Monday, July 16, 2007

Nixon in Purgatory

Someday, when my kids are past college, I hope they can read stuff about George W. Bush that's as insane as this stuff on his only competition for the title of Worst President Ever, Richard M. Nixon. A short, punchy gloss in Slate describes

a meandering 11-page memorandum (PDF) that Nixon sent in 1970 to his chief of staff, H.R. Haldeman, urging that White House staffers talk up what a warm human being "RN" was. (As was his habit, in the memo Nixon referred to himself repeatedly in the third person.) Nixon complained that "average voters" regarded RN as "an efficient, crafty, cold, machine." To help correct this common misconception, Nixon cited "warm items" (Page 3) such as "the calls that I make to people when they are sick, even though they no longer mean anything to anybody" (Page 4). "I called some mothers and wives of men that had been killed in Vietnam," he added, helpfully.
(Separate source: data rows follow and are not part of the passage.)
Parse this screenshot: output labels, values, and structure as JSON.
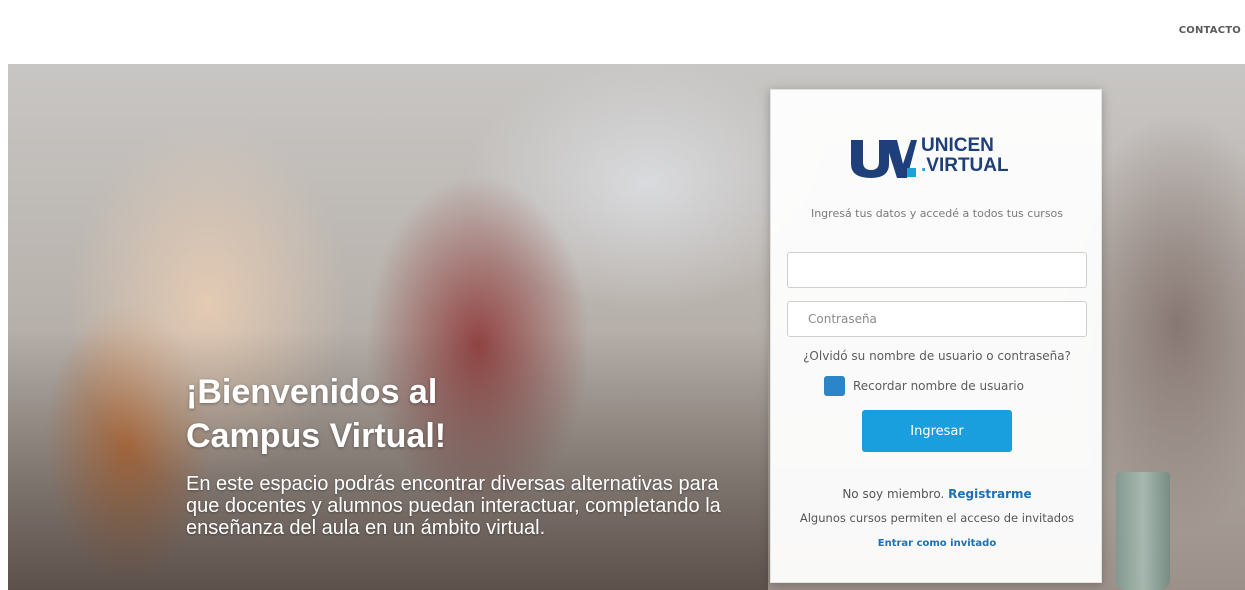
{
  "header": {
    "contact_label": "CONTACTO"
  },
  "hero": {
    "title": "¡Bienvenidos al Campus Virtual!",
    "text": "En este espacio podrás encontrar diversas alternativas para que docentes y alumnos puedan interactuar, completando la enseñanza del aula en un ámbito virtual."
  },
  "logo": {
    "line1": "UNICEN",
    "dot": ".",
    "line2": "VIRTUAL"
  },
  "login": {
    "intro": "Ingresá tus datos y accedé a todos tus cursos",
    "username_value": "",
    "username_placeholder": "",
    "password_placeholder": "Contraseña",
    "forgot_link": "¿Olvidó su nombre de usuario o contraseña?",
    "remember_label": "Recordar nombre de usuario",
    "submit_label": "Ingresar",
    "signup_text": "No soy miembro.",
    "signup_link": "Registrarme",
    "guest_info": "Algunos cursos permiten el acceso de invitados",
    "guest_link": "Entrar como invitado"
  },
  "colors": {
    "primary": "#1a9fde",
    "brand_navy": "#1f3f7a",
    "checkbox": "#2c85c8"
  }
}
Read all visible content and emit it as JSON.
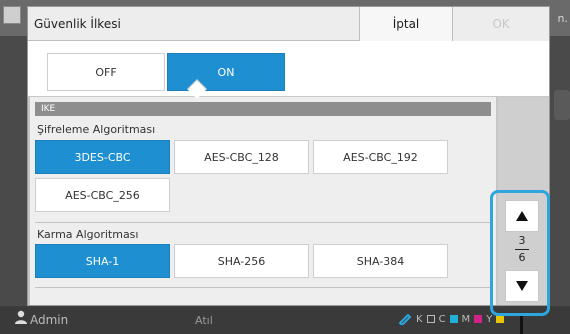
{
  "background": {
    "corner_text": "n.",
    "status": {
      "user": "Admin",
      "state": "Atıl",
      "ink_labels": [
        "K",
        "C",
        "M",
        "Y"
      ]
    }
  },
  "dialog": {
    "title": "Güvenlik İlkesi",
    "cancel_label": "İptal",
    "ok_label": "OK",
    "toggle": {
      "off_label": "OFF",
      "on_label": "ON",
      "selected": "ON"
    },
    "section_header": "IKE",
    "encryption": {
      "label": "Şifreleme Algoritması",
      "options": [
        "3DES-CBC",
        "AES-CBC_128",
        "AES-CBC_192",
        "AES-CBC_256"
      ],
      "selected": "3DES-CBC"
    },
    "hash": {
      "label": "Karma Algoritması",
      "options": [
        "SHA-1",
        "SHA-256",
        "SHA-384"
      ],
      "selected": "SHA-1"
    },
    "scroll": {
      "up_icon": "up-triangle-icon",
      "down_icon": "down-triangle-icon",
      "current_page": "3",
      "total_pages": "6"
    }
  },
  "colors": {
    "accent": "#1e8fd0",
    "highlight": "#2da6de",
    "section_bar": "#8e8e8e"
  }
}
Because he was Nixon, he resented somewhat the social imperative that the president be courteous. "[W]e have gone far beyond any previous president … in breaking our backs to be nicey-nice to the Cabinet, staff and the Congress … around Christmastime," Nixon groused (Page 3). "I have treated them like dignified human beings and not like dirt under my feet" (Page 4), he continued. Connoisseurs will recognize this last as a choice illustration of Nixon's rhetorical tendency to render the thing he denies (that he treats subordinates "like dirt under my feat," that he is "a crook," that the press will "have Dick Nixon to kick around") much more vivid than the denial itself ("not," "won't").

Priceless. Nixon's "warm items" are Bush's "smart items," no?